Phoenix Rapper Lefty Releases Music Video About Jodi Arias and PTSD
UPDATE, 1-27-2016, 12 p.m.: Radar Online published a leaked phone call in which Jodi Arias and rapper Kareem "Lefty" Williams discuss the music video shown above.
The story of Jodi Arias involves deviant sex, hyper-violent murder, and domestic violence.
Arias was convicted in 2013 of killing her ex-boyfriend and lover Travis Alexander in 2007. On the night of his death, Arias stabbed Alexander almost 30 times and shot him in the head.
The trial spun out into lengthy, graphic discussions of anal sex lubricants, sexting, and naked pictures of both Arias and Alexander, drawing national attention from media hucksters like Nancy Grace.
As the gruesome details of the violent murder rolled out, a lot of questions came to light. One of these questions was Arias' mental health at the time she killed Alexander. A defense witness, psychologist Richard Samuels, diagnosed Arias with PTSD, though as New Times' Ray Stern reported, prosecutor Juan Martinez poked some pretty serious holes in the diagnosis. The idea of PTSD rested at the heart of Arias' defense — she wasn't a cold-blooded killer but a domestic violence victim who snapped while defending herself. This defense no doubt played a central role in the jury sentencing Arias to life in prison instead of the death penalty.
This summer, Arizona rapper Kareem Williams, a.k.a Lefty, penned a song defending Arias. Now, he has provided visuals for highly controversial single “Jodi Ann Arias.” The slick music video, directed by Michael Cardoza, features several women who hold signs in awareness of the perils of domestic violence and PTSD. Spliced between these shots are scenes from Arias' controversial trial. While one of the women in the video, Shannon Guzman, (first appears at 1:12 in the video) does mouth Jodi Ann Arias’ name in the video, she made it clear that while she herself is a victim of domestic violence, she does not support the woman.
"I am not a supporter of Jodi Arias at all but I support Kareem Williams in his fight to bring awareness to PTSD and domestic violence,” Guzman tells New Times.
The video also features an introduction from Maria De La Rosa, who worked as a mitigation specialist on the Arias case. As one of her duties, she was responsible for compiling an extensive psychological profile based on Arias’ life history and then present it to the defense team. Williams approached De La Rosa about the idea of promoting awareness for PTSD and domestic violence, and De La Rosa was completely on board.
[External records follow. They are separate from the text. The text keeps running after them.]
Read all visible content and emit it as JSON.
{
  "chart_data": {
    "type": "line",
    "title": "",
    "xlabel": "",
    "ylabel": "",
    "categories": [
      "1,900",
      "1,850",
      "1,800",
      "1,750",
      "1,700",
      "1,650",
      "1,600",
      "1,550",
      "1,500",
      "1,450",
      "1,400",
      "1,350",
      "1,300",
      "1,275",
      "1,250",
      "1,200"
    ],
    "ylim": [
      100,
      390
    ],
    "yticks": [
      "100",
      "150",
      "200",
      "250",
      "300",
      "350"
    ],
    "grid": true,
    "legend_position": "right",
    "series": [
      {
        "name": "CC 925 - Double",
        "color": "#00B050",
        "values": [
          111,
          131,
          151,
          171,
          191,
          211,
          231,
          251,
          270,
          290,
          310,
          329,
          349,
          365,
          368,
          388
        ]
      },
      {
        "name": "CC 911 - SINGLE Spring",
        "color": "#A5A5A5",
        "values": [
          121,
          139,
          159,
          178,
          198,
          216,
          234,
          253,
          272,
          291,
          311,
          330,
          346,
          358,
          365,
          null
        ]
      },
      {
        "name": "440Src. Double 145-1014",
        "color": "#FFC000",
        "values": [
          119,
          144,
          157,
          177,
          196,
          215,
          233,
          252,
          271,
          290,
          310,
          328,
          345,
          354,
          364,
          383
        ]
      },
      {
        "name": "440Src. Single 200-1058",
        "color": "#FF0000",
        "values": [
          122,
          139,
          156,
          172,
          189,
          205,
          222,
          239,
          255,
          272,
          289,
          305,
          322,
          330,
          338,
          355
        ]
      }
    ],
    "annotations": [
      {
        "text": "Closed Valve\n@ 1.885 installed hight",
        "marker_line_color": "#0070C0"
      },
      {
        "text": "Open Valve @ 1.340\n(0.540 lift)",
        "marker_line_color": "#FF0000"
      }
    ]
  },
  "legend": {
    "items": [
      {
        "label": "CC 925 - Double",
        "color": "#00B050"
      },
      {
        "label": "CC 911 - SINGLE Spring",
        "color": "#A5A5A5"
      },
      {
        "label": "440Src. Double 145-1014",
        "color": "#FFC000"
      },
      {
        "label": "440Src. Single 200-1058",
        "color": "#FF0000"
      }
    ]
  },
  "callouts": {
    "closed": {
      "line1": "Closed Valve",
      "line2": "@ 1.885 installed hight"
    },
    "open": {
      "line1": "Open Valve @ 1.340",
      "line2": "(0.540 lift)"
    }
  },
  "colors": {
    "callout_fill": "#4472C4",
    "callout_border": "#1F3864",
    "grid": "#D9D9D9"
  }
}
“I am a huge advocate of promoting awareness to both issues. I believe that by participating in the video, I could bring awareness to women, so that they can break the cycle of domestic violence by reaching for help,” stated De La Rosa in a brief interview. “Mental health illness is taboo in this country, and many do not explore treatment until is too late.”
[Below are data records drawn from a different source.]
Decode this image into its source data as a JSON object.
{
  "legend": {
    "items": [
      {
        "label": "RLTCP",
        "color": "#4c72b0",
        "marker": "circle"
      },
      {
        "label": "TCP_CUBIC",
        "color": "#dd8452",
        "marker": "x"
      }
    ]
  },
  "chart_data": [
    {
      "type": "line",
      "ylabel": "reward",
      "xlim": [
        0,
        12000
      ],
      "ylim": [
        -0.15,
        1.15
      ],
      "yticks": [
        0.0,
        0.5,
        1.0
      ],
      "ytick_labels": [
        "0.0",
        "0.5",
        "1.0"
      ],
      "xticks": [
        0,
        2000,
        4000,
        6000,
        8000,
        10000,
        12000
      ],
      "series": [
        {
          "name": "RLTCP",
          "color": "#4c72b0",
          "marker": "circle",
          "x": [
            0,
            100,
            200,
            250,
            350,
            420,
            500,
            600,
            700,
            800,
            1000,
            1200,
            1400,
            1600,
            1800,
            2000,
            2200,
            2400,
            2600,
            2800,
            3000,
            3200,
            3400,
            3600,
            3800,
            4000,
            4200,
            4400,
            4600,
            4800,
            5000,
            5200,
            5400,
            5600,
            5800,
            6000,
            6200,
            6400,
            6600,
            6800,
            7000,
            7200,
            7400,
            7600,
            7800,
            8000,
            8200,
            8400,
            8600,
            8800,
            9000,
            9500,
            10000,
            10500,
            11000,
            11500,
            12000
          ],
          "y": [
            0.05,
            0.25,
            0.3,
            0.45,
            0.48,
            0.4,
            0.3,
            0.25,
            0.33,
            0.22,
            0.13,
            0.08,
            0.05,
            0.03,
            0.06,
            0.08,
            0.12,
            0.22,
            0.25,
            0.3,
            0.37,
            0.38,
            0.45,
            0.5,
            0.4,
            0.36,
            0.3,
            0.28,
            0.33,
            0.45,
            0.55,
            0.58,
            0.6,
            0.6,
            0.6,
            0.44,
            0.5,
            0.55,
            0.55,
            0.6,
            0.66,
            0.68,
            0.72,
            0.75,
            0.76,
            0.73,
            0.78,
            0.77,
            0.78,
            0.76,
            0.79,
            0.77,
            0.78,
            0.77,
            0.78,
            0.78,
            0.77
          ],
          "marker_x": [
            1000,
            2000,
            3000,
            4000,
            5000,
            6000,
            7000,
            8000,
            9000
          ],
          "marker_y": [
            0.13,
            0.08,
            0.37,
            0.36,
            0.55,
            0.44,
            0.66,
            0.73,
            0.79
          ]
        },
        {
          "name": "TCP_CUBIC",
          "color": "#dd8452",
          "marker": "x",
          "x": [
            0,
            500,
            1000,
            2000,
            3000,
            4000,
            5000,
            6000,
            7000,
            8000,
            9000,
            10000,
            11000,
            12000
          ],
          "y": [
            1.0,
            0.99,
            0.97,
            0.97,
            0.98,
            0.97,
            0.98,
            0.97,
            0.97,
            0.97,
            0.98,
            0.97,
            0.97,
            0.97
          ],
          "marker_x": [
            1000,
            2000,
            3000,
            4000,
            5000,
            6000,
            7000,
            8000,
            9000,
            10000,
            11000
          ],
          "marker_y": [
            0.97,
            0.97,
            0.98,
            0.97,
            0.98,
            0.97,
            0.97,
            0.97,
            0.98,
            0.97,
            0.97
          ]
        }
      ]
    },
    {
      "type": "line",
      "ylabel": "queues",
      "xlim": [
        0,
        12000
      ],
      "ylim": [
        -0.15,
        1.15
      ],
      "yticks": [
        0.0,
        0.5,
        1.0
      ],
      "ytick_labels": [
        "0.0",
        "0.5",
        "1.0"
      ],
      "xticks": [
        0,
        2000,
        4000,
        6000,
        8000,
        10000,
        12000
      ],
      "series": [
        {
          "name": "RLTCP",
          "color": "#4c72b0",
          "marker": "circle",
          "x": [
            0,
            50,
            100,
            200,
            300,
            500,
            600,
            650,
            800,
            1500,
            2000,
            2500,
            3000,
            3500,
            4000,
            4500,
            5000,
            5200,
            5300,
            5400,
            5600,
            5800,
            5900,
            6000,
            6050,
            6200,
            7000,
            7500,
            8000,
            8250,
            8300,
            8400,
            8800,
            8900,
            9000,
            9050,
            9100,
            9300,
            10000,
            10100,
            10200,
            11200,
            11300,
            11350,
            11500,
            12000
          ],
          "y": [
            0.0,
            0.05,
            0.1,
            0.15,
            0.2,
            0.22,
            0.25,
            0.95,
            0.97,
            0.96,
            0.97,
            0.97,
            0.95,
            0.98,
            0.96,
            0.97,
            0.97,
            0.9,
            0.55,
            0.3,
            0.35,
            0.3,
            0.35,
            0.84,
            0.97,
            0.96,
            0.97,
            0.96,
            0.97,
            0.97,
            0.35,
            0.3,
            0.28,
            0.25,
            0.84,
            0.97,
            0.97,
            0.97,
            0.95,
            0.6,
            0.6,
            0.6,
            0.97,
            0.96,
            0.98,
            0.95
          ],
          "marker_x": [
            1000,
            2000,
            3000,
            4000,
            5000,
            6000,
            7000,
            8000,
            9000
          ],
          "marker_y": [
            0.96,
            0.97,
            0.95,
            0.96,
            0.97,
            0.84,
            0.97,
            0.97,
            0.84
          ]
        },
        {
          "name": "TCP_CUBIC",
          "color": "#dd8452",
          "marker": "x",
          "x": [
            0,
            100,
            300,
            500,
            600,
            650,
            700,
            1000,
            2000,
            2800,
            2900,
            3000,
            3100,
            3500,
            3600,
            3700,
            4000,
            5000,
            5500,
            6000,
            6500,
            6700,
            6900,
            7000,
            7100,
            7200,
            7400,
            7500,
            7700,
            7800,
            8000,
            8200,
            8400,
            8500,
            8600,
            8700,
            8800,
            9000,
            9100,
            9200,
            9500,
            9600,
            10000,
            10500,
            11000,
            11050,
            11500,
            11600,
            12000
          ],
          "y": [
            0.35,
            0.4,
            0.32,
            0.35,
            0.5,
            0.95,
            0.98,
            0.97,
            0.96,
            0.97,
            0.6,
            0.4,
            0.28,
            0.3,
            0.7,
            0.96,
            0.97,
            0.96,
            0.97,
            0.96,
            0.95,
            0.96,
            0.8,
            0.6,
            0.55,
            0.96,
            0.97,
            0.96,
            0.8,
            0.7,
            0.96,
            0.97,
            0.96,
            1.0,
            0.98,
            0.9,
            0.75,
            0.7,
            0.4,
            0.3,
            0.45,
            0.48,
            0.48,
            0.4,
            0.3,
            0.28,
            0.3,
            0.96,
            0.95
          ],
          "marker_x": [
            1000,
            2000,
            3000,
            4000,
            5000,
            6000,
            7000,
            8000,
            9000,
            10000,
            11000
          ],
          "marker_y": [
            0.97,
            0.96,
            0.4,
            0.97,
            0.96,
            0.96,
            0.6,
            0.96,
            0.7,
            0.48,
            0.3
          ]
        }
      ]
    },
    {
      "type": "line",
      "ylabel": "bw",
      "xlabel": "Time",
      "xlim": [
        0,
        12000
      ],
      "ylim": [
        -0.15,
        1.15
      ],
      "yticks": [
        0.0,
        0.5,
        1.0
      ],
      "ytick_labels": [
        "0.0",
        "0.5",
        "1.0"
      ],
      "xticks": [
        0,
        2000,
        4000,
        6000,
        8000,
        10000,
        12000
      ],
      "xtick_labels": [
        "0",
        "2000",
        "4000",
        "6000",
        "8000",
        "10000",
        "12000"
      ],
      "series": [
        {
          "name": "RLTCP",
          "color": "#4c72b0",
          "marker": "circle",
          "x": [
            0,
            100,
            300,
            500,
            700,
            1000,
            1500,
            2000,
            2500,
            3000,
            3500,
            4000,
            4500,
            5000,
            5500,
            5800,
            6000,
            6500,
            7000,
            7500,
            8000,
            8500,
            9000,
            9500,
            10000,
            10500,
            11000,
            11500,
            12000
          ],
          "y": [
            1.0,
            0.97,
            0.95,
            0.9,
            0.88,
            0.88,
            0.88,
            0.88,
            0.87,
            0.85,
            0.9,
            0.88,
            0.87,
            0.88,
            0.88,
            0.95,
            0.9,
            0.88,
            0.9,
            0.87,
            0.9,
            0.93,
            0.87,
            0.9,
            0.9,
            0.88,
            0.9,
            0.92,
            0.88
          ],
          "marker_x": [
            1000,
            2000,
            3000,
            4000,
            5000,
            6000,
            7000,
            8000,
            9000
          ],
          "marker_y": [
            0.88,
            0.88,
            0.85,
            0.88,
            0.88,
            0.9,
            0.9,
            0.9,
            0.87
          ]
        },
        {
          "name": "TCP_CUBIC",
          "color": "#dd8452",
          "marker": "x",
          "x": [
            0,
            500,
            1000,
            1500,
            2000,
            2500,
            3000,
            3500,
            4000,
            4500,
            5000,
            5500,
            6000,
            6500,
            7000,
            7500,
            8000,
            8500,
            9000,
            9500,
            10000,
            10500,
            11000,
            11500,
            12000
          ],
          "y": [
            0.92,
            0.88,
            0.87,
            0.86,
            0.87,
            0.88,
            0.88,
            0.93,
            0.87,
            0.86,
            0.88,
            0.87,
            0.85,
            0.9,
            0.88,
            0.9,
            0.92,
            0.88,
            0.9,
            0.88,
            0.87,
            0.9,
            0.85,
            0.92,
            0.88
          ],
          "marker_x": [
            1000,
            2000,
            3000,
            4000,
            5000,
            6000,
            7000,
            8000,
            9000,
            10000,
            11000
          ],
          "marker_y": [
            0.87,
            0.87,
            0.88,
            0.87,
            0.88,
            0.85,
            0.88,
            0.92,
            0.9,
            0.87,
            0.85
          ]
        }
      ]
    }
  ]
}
The video ends with a quote from Arias herself: "If I had an agenda, my agenda for the interviews would be to bring awareness to domestic violence."
Interestingly, Lefty is still funneling the proceeds from the song to Jodi Arias' appeal fund in hopes that Arias get a fair shot at justice.
"I feel that Jodi Arias did not get a fair trial and she deserves a fair one," Lefty tells New Times.
If the appeal goes through, Lefty hopes to focus on the bigger picture and re-direct the profits to organizations for battered women.